Phoebe didn’t acknowledge his remark with a response. After the past several weeks, she would walk across deserts for Ysabeau, and was keeping a silent record of every slight uttered against the matriarch of the de Clermont clan.
Phoebe intended to settle those accounts one day.
“Where are your glasses?” Baldwin asked.
“I decided not to wear them today.” Phoebe was battling a headache, and every time the curtains blew she winced, but she was determined that her first long look at Marcus was going to be without any interference. When she’d seen him at the Salpêtrière, she had been too distracted by her father’s condition to pay any attention to her mate.

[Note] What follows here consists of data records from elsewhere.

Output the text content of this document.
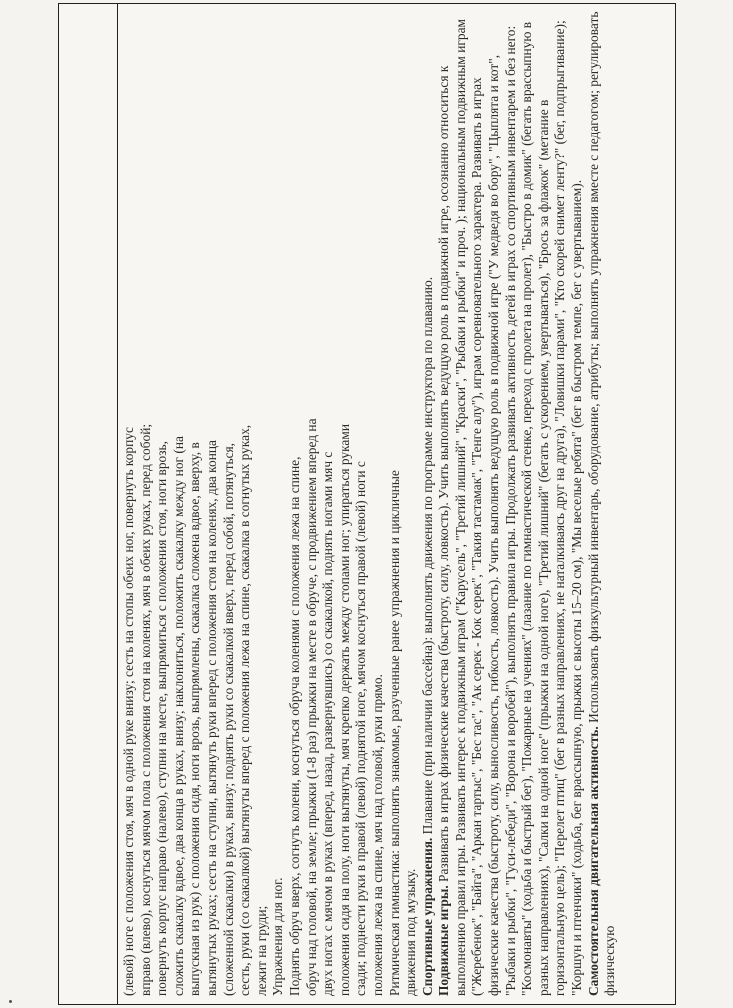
(левой) ноге с положения стоя, мяч в одной руке внизу; сесть на стопы обеих ног, повернуть корпус вправо (влево), коснуться мячом пола с положения стоя на коленях, мяч в обеих руках, перед собой; повернуть корпус направо (налево), ступни на месте, выпрямиться с положения стоя, ноги врозь, сложить скакалку вдвое, два конца в руках, внизу; наклониться, положить скакалку между ног (на выпускная из рук) с положения сидя, ноги врозь, выпрямлены, скакалка сложена вдвое, вверху, в вытянутых руках; сесть на ступни, вытянуть руки вперед с положения стоя на коленях, два конца (сложенной скакалки) в руках, внизу; поднять руки со скакалкой вверх, перед собой, потянуться, сесть, руки (со скакалкой) вытянуты вперед с положения лежа на спине, скакалка в согнутых руках, лежит на груди; Упражнения для ног. Поднять обруч вверх, согнуть колени, коснуться обруча коленями с положения лежа на спине, обруч над головой, на земле; прыжки (1-8 раз) прыжки на месте в обруче, с продвижением вперед на двух ногах с мячом в руках (вперед, назад, развернувшись) со скакалкой, поднять ногами мяч с положения сидя на полу, ноги вытянуты, мяч крепко держать между стопами ног; упираться руками сзади; поднести руки в правой (левой) поднятой ноге, мячом коснуться правой (левой) ноги с положения лежа на спине, мяч над головой, руки прямо. Ритмическая гимнастика: выполнять знакомые, разученные ранее упражнения и цикличные движения под музыку. Спортивные упражнения. Плавание (при наличии бассейна): выполнять движения по программе инструктора по плаванию.

Подвижные игры. Развивать в играх физические качества (быстроту, силу, ловкость). Учить выполнять ведущую роль в подвижной игре, осознанно относиться к выполнению правил игры. Развивать интерес к подвижным играм ("Карусель", "Третий лишний", "Краски", "Рыбаки и рыбки" и проч. ); национальным подвижным играм ("Жеребенок", "Байга", "Аркан тартыс", "Бес тас", "Ак серек - Кок серек", "Такия тастамак", "Тенге алу"), играм соревновательного характера. Развивать в играх физические качества (быстроту, силу, выносливость, гибкость, ловкость). Учить выполнять ведущую роль в подвижной игре ("У медведя во бору", "Цыплята и кот", "Рыбаки и рыбки", "Гуси-лебеди", "Ворона и воробей"), выполнять правила игры. Продолжать развивать активность детей в играх со спортивным инвентарем и без него: "Космонавты" (ходьба и быстрый бег), "Пожарные на учениях" (лазание по гимнастической стенке, переход с пролета на пролет), "Быстро в домик" (бегать врассыпную в разных направлениях), "Салки на одной ноге" (прыжки на одной ноге), "Третий лишний" (бегать с ускорением, увертываться), "Брось за флажок" (метание в горизонтальную цель); "Перелет птиц" (бег в разных направлениях, не наталкиваясь друг на друга), "Ловишки парами", "Кто скорей снимет ленту?" (бег, подпрыгивание); "Коршун и птенчики" (ходьба, бег врассыпную, прыжки с высоты 15–20 см), "Мы веселые ребята" (бег в быстром темпе, бег с увертыванием). Самостоятельная двигательная активность. Использовать физкультурный инвентарь, оборудование, атрибуты; выполнять упражнения вместе с педагогом; регулировать физическую
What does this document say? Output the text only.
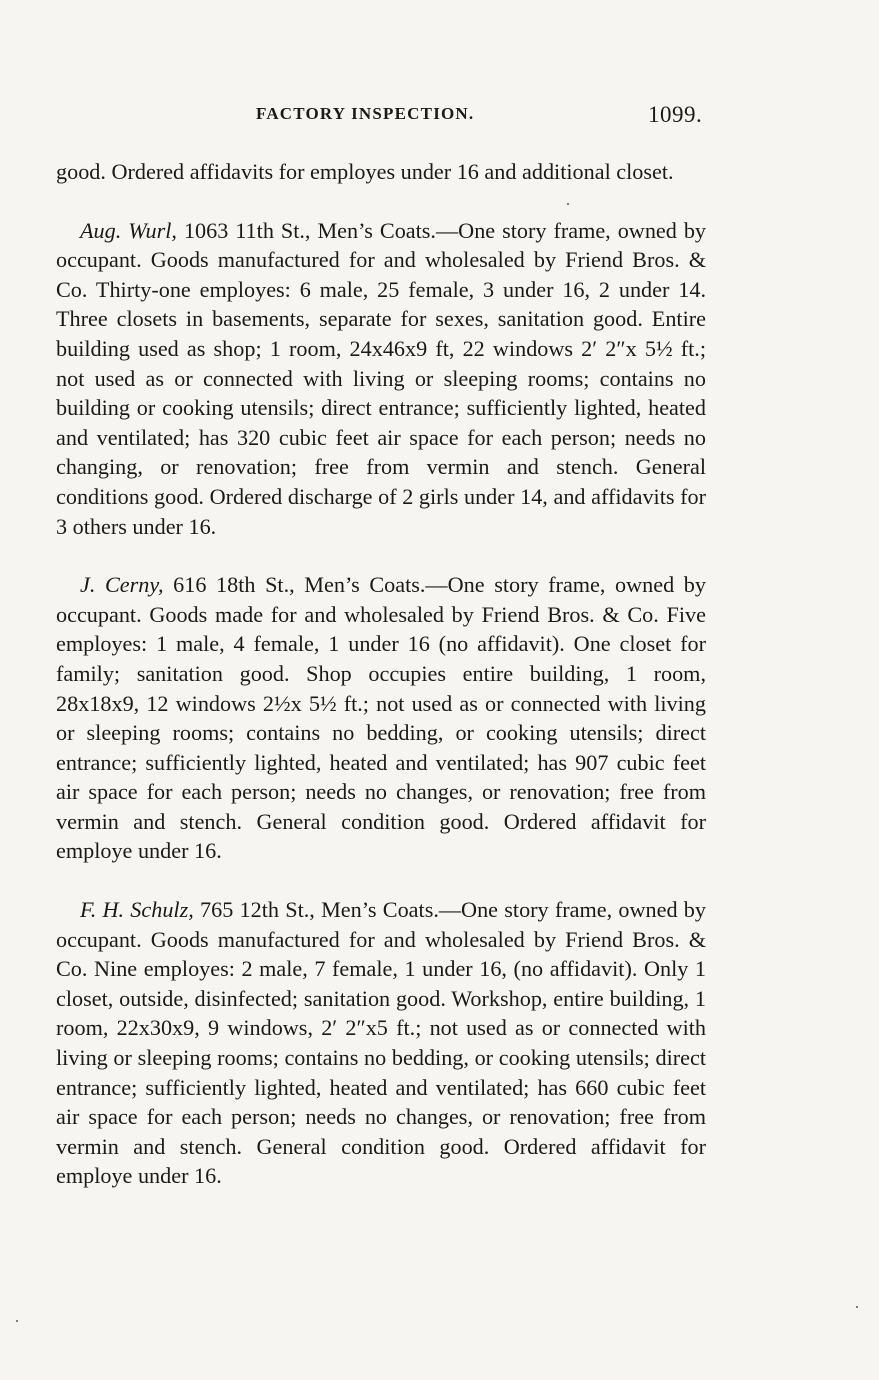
FACTORY INSPECTION.	1099.

good. Ordered affidavits for employes under 16 and additional closet.

Aug. Wurl, 1063 11th St., Men’s Coats.—One story frame, owned by occupant. Goods manufactured for and wholesaled by Friend Bros. & Co. Thirty-one employes: 6 male, 25 female, 3 under 16, 2 under 14. Three closets in basements, separate for sexes, sanitation good. Entire building used as shop; 1 room, 24x46x9 ft, 22 windows 2′ 2″x 5½ ft.; not used as or connected with living or sleeping rooms; contains no building or cooking utensils; direct entrance; sufficiently lighted, heated and ventilated; has 320 cubic feet air space for each person; needs no changing, or renovation; free from vermin and stench. General conditions good. Ordered discharge of 2 girls under 14, and affidavits for 3 others under 16.

J. Cerny, 616 18th St., Men’s Coats.—One story frame, owned by occupant. Goods made for and wholesaled by Friend Bros. & Co. Five employes: 1 male, 4 female, 1 under 16 (no affidavit). One closet for family; sanitation good. Shop occupies entire building, 1 room, 28x18x9, 12 windows 2½x 5½ ft.; not used as or connected with living or sleeping rooms; contains no bedding, or cooking utensils; direct entrance; sufficiently lighted, heated and ventilated; has 907 cubic feet air space for each person; needs no changes, or renovation; free from vermin and stench. General condition good. Ordered affidavit for employe under 16.

F. H. Schulz, 765 12th St., Men’s Coats.—One story frame, owned by occupant. Goods manufactured for and wholesaled by Friend Bros. & Co. Nine employes: 2 male, 7 female, 1 under 16, (no affidavit). Only 1 closet, outside, disinfected; sanitation good. Workshop, entire building, 1 room, 22x30x9, 9 windows, 2′ 2″x5 ft.; not used as or connected with living or sleeping rooms; contains no bedding, or cooking utensils; direct entrance; sufficiently lighted, heated and ventilated; has 660 cubic feet air space for each person; needs no changes, or renovation; free from vermin and stench. General condition good. Ordered affidavit for employe under 16.
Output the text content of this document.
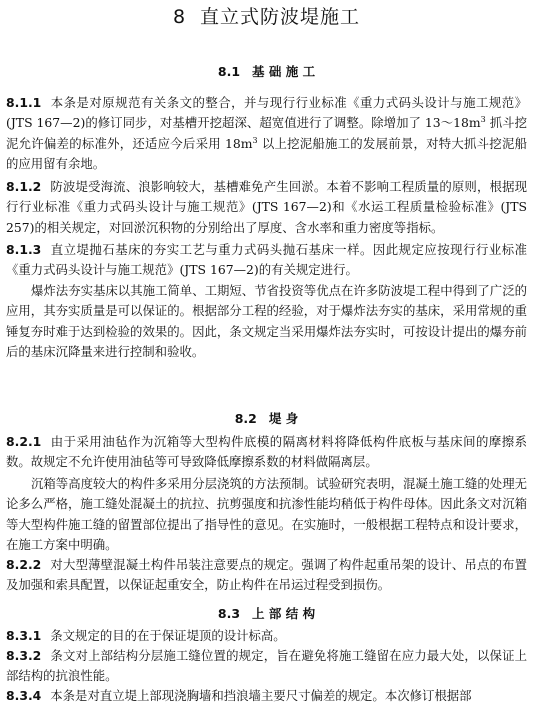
8 直立式防波堤施工
8.1 基 础 施 工

8.1.1 本条是对原规范有关条文的整合，并与现行行业标准《重力式码头设计与施工规范》(JTS 167—2)的修订同步，对基槽开挖超深、超宽值进行了调整。除增加了 $13\sim 18m^3$ 抓斗挖泥允许偏差的标准外，还适应今后采用 $18m^3$ 以上挖泥船施工的发展前景，对特大抓斗挖泥船的应用留有余地。

8.1.2 防波堤受海流、浪影响较大，基槽难免产生回淤。本着不影响工程质量的原则，根据现行行业标准《重力式码头设计与施工规范》(JTS 167—2)和《水运工程质量检验标准》(JTS 257)的相关规定，对回淤沉积物的分别给出了厚度、含水率和重力密度等指标。

8.1.3 直立堤抛石基床的夯实工艺与重力式码头抛石基床一样。因此规定应按现行行业标准《重力式码头设计与施工规范》(JTS 167—2)的有关规定进行。

爆炸法夯实基床以其施工简单、工期短、节省投资等优点在许多防波堤工程中得到了广泛的应用，其夯实质量是可以保证的。根据部分工程的经验，对于爆炸法夯实的基床，采用常规的重锤复夯时难于达到检验的效果的。因此，条文规定当采用爆炸法夯实时，可按设计提出的爆夯前后的基床沉降量来进行控制和验收。

8.2 堤 身

8.2.1 由于采用油毡作为沉箱等大型构件底模的隔离材料将降低构件底板与基床间的摩擦系数。故规定不允许使用油毡等可导致降低摩擦系数的材料做隔离层。

沉箱等高度较大的构件多采用分层浇筑的方法预制。试验研究表明，混凝土施工缝的处理无论多么严格，施工缝处混凝土的抗拉、抗剪强度和抗渗性能均稍低于构件母体。因此条文对沉箱等大型构件施工缝的留置部位提出了指导性的意见。在实施时，一般根据工程特点和设计要求，在施工方案中明确。

8.2.2 对大型薄壁混凝土构件吊装注意要点的规定。强调了构件起重吊架的设计、吊点的布置及加强和索具配置，以保证起重安全，防止构件在吊运过程受到损伤。

8.3 上 部 结 构

8.3.1 条文规定的目的在于保证堤顶的设计标高。

8.3.2 条文对上部结构分层施工缝位置的规定，旨在避免将施工缝留在应力最大处，以保证上部结构的抗浪性能。

8.3.4 本条是对直立堤上部现浇胸墙和挡浪墙主要尺寸偏差的规定。本次修订根据部
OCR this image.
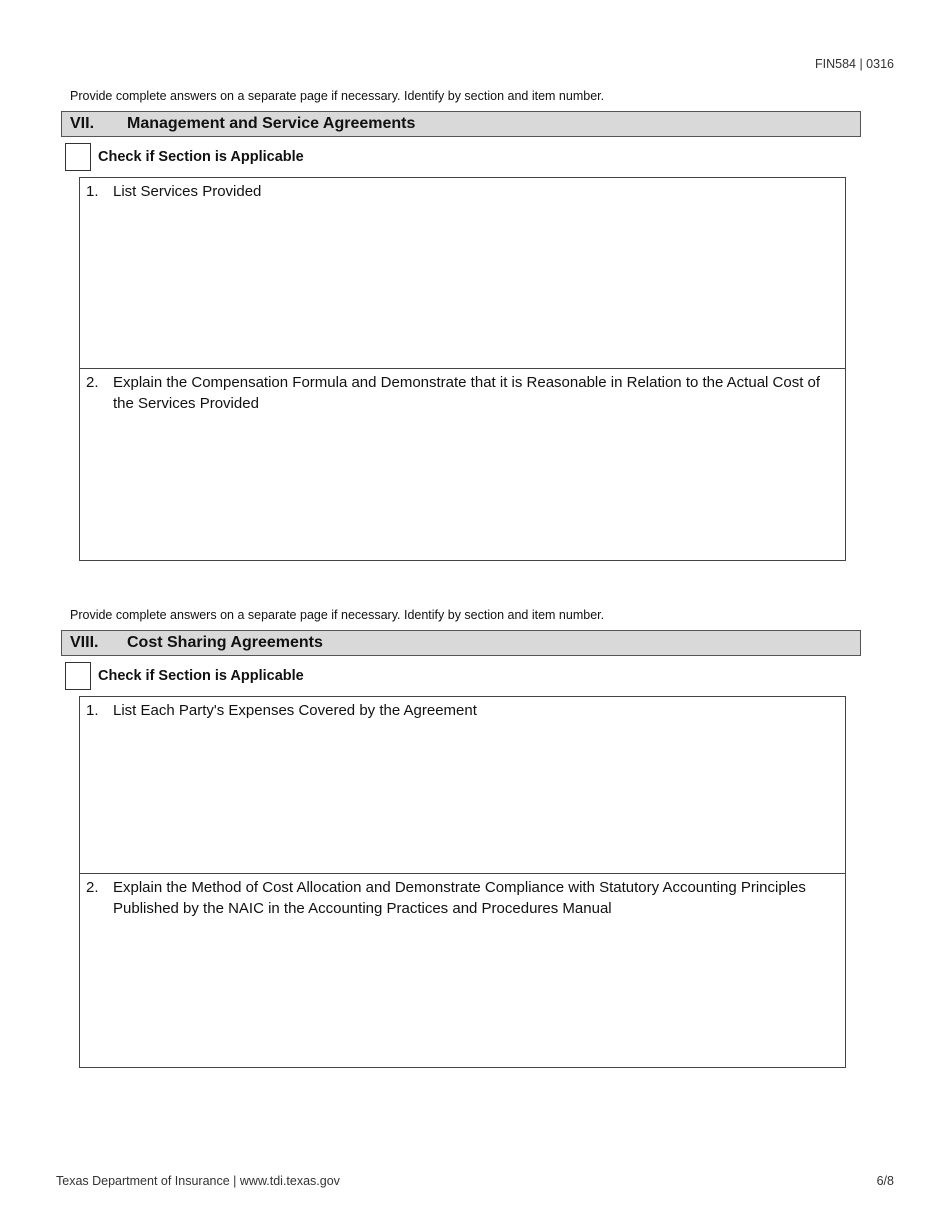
FIN584 | 0316
Provide complete answers on a separate page if necessary. Identify by section and item number.
VII.	Management and Service Agreements
Check if Section is Applicable
1. List Services Provided
2. Explain the Compensation Formula and Demonstrate that it is Reasonable in Relation to the Actual Cost of the Services Provided
Provide complete answers on a separate page if necessary. Identify by section and item number.
VIII.	Cost Sharing Agreements
Check if Section is Applicable
1. List Each Party's Expenses Covered by the Agreement
2. Explain the Method of Cost Allocation and Demonstrate Compliance with Statutory Accounting Principles Published by the NAIC in the Accounting Practices and Procedures Manual
Texas Department of Insurance | www.tdi.texas.gov	6/8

“Hello, Phoebe.” Miriam entered. She was not in her usual black leather and boots, but in a flowing skirt. Her long hair fell around her shoulders, and her neck, arms, and fingers were covered with heavy jewels.
“Excellent. We can get started,” Baldwin said. “Miriam, do you consent to your daughter’s decision to mate with Marcus, a member of my family and the Bishop-Clairmont scion, son of Matthew de Clermont?”
“Are you actually going to go through the entire betrothal ceremony?” Miriam demanded.